The lack of severe pregnant outcomes in our study correlates to the degree of abruption. The extent of abruption is larger in predictable than in unpredictable cases and in most cases is smaller than 50%. When placental separation exceeds 50%, acute disseminated intravascular coagulation and fetal death are common. Therefore, unpredictable cases are not associated with worse maternal and fetal outcome. Moreover, optimal outcomes were more likely from treatment by a team of experienced obstetricians, anesthetists, and neonatologists. Cases recruited in our study were delivered by cesarean section, which is the best option when vaginal delivery is not imminent and rapid control of bleeding is required to prevent and manage maternal hemodynamic instability or significant coagulopathy. In the same way, cesarean section is safe choose for neonates, especially for live fetus with nonreassuring fetal status.
In conclusion, placental abruption with a severe degree of separation is often suspected because obvious symptoms and signs, such as vaginal bleeding, abdominal pain, fetal distress and sonographic retroplacental hematomas, which should be followed by prompt evaluation of maternal and fetal status and appropriate management. The worse pregnancy outcomes are related to severe degree of abruption.
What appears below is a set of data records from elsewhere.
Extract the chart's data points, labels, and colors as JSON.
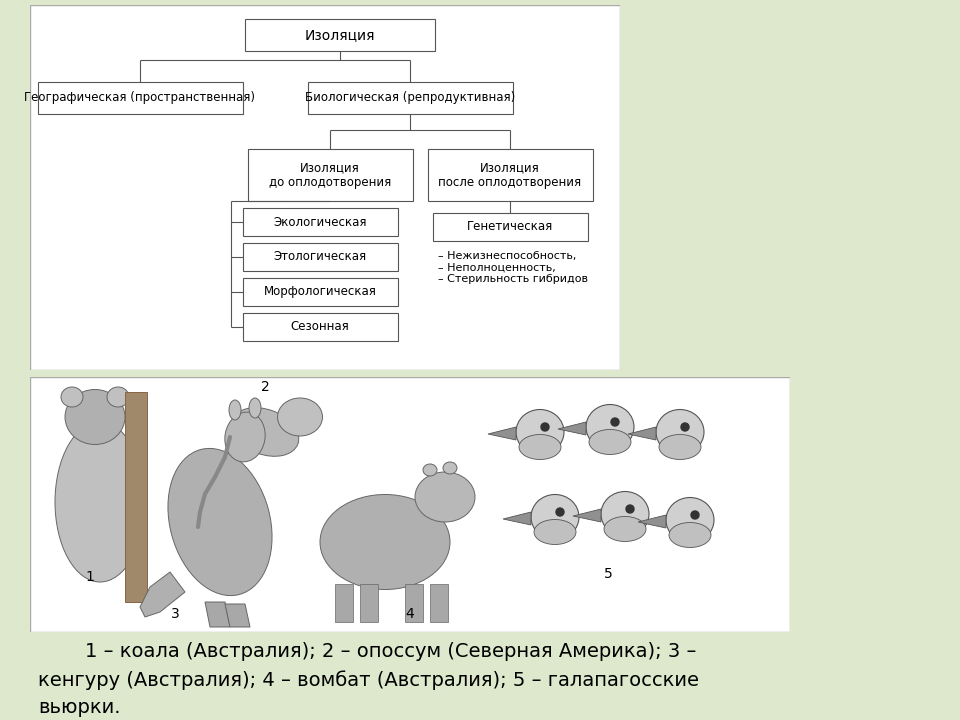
{
  "bg_color": "#dde8cc",
  "white": "#ffffff",
  "line_color": "#555555",
  "text_color": "#000000",
  "diagram_title": "Изоляция",
  "node_geo": "Географическая (пространственная)",
  "node_bio": "Биологическая (репродуктивная)",
  "node_before": "Изоляция\nдо оплодотворения",
  "node_after": "Изоляция\nпосле оплодотворения",
  "node_eco": "Экологическая",
  "node_etho": "Этологическая",
  "node_morph": "Морфологическая",
  "node_season": "Сезонная",
  "node_genetic": "Генетическая",
  "node_effects": "– Нежизнеспособность,\n– Неполноценность,\n– Стерильность гибридов",
  "caption_line1": "    1 – коала (Австралия); 2 – опоссум (Северная Америка); 3 –",
  "caption_line2": "кенгуру (Австралия); 4 – вомбат (Австралия); 5 – галапагосские",
  "caption_line3": "вьюрки."
}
In contrast, cases not suspected of having abruption (i.e. “concealed” or “chronic” placental abruption) may have variable clinical manifestations and better pregnancy outcomes. Fetal outcomes are associated with gestational age at delivery.
Limitation of the Study
The research did not cover a long enough period of time so that strong evidence of unpredictable placental abruption was built.